Riflettendo fra l’educazione civica e la “Politica sporca”

Anch’io, come molti coetanei, quand’ero un ragazzetto dovevo sorbirmi giornalmente il notiziario. Mario Casanova, a mezzogiorno e mezzo in punto, leggeva il bollettino dell’Agenzia Telegrafica Svizzera, che qualche volta riusciva ad attirare l’attenzione anche di noi sbarbatelli, mentre è pur vero che, solitamente, non afferravamo granché, al di là della memorizzazione un po’ acritica di qualche nome della politica internazionale e nazionale (Eisenhower e Adenauer, che gran confusione). Poi capitava che se ne parlasse coi grandi, ma di solito ci si limitava ad ascoltarli, e non sempre suonavano in piena armonia. Ricordo, ad esempio, che nell’agosto del ’64 anche Radio Monteceneri dedicò diversi notiziari all’agonia, alla morte e alle esequie di Palmiro Togliatti, uomo che anche da noi non faceva certo il pieno di consensi: e giù lunghe dispute. Non rammento quando Casanova andò in pensione – e forse non c’era già più in quell’estate spensierata. Ma «quel» notiziario era «il» notiziario.
Poi taluni temi si ritrovavano sui giornali e, naturalmente, sul leggendario «Almanacco Pestalozzi», che riportava anno dopo anno i nomi dei consiglieri federali e dei governanti cantonali, accanto, un po’ alla rinfusa, a concetti di civica, di storia e di geografia; e poi l’alfabeto Morse, le regole della geometria, l’elenco dei Cantoni e molte altre nozioni ritenute importanti dalla cultura pedagogica dell’epoca. Anche se il notiziario non l’ascolto più con tale consuetudine, è quello il contesto educativo in cui si è formata la mia conoscenza della ‘res publica’ e si è sviluppato il mio senso dello Stato: un impasto di elementi formali (l’«Almanacco», qualche sporadica lezione specifica) e di situazioni informali (il notiziario subìto e le discussioni dei grandi). Poi, come no!, sentivo dire che «la politica l’è ’na roba sporca», e qualche anno più tardi scoprii l’esistenza del «tavolo di sasso», che non era solo una metafora. Ma ero già sufficientemente smaliziato per capire che, lì attorno, non sedessero solo mitici eroi da additare quali fulgidi esempi alle generazioni future.
Oggi l’educazione civica sembrerebbe diventata un affare esclusivo della scuola, soprattutto da quando, nel 2001, il Gran Consiglio ha modificato alcuni testi legislativi introducendo norme relative all’insegnamento dell’educazione alla cittadinanza – come viene chiamata oggi.

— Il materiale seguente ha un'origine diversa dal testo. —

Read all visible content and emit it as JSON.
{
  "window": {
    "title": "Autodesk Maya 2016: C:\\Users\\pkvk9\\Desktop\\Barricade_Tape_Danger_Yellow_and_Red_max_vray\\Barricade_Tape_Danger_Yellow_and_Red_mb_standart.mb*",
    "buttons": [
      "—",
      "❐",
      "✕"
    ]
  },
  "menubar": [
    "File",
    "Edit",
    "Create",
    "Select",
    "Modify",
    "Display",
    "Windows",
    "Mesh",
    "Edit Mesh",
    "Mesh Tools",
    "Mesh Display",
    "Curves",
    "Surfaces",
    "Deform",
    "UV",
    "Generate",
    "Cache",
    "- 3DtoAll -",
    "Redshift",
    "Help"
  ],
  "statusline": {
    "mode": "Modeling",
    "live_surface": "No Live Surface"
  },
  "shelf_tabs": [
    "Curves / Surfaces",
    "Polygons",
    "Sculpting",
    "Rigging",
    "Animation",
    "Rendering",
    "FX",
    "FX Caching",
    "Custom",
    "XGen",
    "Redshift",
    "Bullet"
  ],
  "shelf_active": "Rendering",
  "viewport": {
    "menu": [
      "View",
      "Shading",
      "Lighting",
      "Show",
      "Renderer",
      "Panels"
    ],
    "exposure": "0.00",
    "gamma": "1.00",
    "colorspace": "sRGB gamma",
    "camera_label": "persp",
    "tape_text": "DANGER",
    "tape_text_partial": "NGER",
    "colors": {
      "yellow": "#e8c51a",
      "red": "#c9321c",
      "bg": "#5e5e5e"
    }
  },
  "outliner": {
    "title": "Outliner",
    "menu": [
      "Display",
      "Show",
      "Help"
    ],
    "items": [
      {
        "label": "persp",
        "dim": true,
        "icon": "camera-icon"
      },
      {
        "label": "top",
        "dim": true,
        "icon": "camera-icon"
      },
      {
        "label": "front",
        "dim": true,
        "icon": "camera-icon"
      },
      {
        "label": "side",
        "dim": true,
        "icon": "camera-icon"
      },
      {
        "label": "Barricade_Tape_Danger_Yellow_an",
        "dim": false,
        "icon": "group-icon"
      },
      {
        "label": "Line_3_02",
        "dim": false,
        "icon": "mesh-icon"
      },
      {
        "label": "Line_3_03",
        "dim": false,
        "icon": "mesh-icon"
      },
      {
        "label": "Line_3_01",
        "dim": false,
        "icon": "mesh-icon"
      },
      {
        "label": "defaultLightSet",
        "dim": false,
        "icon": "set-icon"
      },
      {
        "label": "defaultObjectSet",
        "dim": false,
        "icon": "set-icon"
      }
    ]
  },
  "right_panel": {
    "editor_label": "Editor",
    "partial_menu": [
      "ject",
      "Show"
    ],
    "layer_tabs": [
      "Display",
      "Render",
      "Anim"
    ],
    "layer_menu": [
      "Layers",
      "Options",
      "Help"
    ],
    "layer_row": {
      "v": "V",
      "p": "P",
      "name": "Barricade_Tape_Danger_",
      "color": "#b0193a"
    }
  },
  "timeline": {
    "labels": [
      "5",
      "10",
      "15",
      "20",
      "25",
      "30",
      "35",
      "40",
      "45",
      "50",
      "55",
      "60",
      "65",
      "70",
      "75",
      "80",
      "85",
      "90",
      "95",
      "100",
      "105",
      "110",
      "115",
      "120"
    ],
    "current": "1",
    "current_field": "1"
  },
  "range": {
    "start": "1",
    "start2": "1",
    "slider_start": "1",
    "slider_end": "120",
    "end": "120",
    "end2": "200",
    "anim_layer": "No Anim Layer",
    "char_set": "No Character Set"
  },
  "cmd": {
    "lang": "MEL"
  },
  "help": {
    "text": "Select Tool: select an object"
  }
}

Ma dalla scuola non ci si possono attendere magie, anche perché i nostri insegnanti si formano all’Alta Scuola Pedagogica, mica alla fantastica scuola per maghetti di Hogwarts. Così la recente interrogazione di Abbondio Adobati, che vuol sapere dal Consiglio di Stato quali sono i risultati di quella minuscola modifica legislativa di cinque anni fa, è per lo meno un po’ leziosa. Anche perché la risposta era già indirettamente contenuta nel rapporto della commissione speciale scolastica che aveva proposto alcune soluzioni, poi divenute norma di legge. Scriveva il relatore Franco Celio, che «lo studio delle istituzioni deve necessariamente seguire – non precedere – la sensibilizzazione all’interesse per la ‘cosa pubblica’».
Cioè a dire: per educare futuri cittadini «in grado di assumere ruoli attivi e responsabili nella società» occorre lo sforzo di tutti. Ma la scuola – luogo privilegiato di educazione formale – non può in nessun caso raggiungere da sola obiettivi di questo tipo. Non ne era capace cinquant’anni fa, quando le dinamiche sociali e culturali erano più lineari e uniformi, ed è ancor più in affanno oggi, confrontata com’è con una moltitudine di individui che diventano maggiorenni senza essere minimamente sfiorati dal dibattito politico: perché non ascoltano nessun notiziario né seguono il tiggì, perché dei giornali leggono solo lo sport, perché asfaltopoli, il fiscogate e lo scandalo dei permessi facili – di cui avranno pure qualche eco lontana – sono solo un alibi per confermare a se stessi che la politica è una cosa sporca.